Nel frattempo, l’Ilva continua a generare contrasti (e, ovviamente, ad inquinare). Lo scorso 25 gennaio, infatti, si è svolta la protesta dei lavoratori, guidata da Fiom-Cgil, nel tentativo di rivendicare il rispetto dell’Accordo di programma siglato nel 2005, dopo la chiusura dell’ultimo altoforno di Cornigliano. Il patto, infatti, prevedeva che venisse attuato un percorso di continuità occupazionale e del reddito, ma l’azienda, dopo che è stato bloccato un primo emendamento alla legge di stabilità che avrebbe dovuto stanziare i fondi per integrare il reddito dei lavoratori al 70%, circa 10 milioni in due anni, ha fatto sapere che non potrà mantenere questo impegno. Alle mobilitazioni dei lavoratori di Genova si aggiungerà, il prossimo 10 febbraio quella dei dipendenti del sito di Taranto, con l’obiettivo di ottenere chiarezza sulla cessione dello stabilimento e di altre sette aziende del gruppo Ilva. In particolare, i lavoratori intendono sollecitare la difesa dei posti di lavoro, il rilancio industriale e la prosecuzione della bonifica ambientale. Tutte nobili intenzioni ma nei fatti irrealizzabili. Già dal 9 febbraio, comunque, è prevista una mobilitazione a Bari in occasione della convocazione dei sindacati da parte dell’assessorato regionale al Lavoro.

Inoltre la Commissione Ue ha avviato un’indagine “approfondita” per stabilire se il sostegno dallo Stato italiano all’Ilva rispetti le norme sugli aiuti di Stato.
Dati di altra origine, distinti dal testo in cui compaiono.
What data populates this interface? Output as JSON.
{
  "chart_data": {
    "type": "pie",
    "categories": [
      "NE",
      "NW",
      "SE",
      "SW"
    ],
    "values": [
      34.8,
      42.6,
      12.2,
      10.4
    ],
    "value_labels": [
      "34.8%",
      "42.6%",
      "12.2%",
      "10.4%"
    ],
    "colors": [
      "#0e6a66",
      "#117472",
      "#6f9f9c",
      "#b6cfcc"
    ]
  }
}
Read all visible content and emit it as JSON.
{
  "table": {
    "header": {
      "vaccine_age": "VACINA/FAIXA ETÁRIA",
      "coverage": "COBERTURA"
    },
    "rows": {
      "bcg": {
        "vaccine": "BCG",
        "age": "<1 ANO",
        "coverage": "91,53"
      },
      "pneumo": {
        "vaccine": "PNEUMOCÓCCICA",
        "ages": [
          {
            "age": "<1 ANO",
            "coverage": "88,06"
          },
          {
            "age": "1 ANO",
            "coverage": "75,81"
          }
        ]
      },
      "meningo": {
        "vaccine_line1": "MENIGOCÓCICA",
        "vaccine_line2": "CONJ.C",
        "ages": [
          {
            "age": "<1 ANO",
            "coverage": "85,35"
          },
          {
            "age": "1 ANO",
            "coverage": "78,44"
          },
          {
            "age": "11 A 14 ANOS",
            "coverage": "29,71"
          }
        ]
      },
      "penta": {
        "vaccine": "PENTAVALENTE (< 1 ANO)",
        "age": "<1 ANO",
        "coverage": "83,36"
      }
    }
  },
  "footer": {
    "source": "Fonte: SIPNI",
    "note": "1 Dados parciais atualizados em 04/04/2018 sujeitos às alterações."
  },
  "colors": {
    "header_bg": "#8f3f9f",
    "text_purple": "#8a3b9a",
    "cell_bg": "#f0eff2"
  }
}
Nel mirino ci sono i circa 2 miliardi concessi in diverse tranche al siderurgico per le attività ordinarie e il rilancio, dunque non quelli finalizzati a mettere in regola il gruppo con le norme sulla riqualificazione ambientale.

Intanto il decreto Ilva che il Governo aveva varato il 4 dicembre – il cui punto centrale consisteva nella cessione di azienda a terzi – è diventato legge e, sino al 10 febbraio prossimo si potranno presentare le manifestazioni di interesse per l’acquisto del siderurgico. L’Ilva, in parole povere, è stata ufficialmente messa all’asta, con tutti i rischi che questo può comportare. La legge inoltre ha predisposto per l’Ilva una somma di ben 1,1 miliardi di euro, così divisa: 300 milioni sotto forma di prestito affinché l’azienda governi la fase di transizione e provveda alla gestione corrente, stipendi compresi, e 800 milioni per la bonifica ambientale. Non sono però donazioni: i 300 milioni dovranno essere restituiti da chi acquisterà l’azienda.

Il premier Renzi ha recentemente dichiarato: “Faremo tutto ciò che serve per salvare l’Ilva”. La domanda che a noi sorge spontanea, però, è la seguente: i cittadini chi li salva?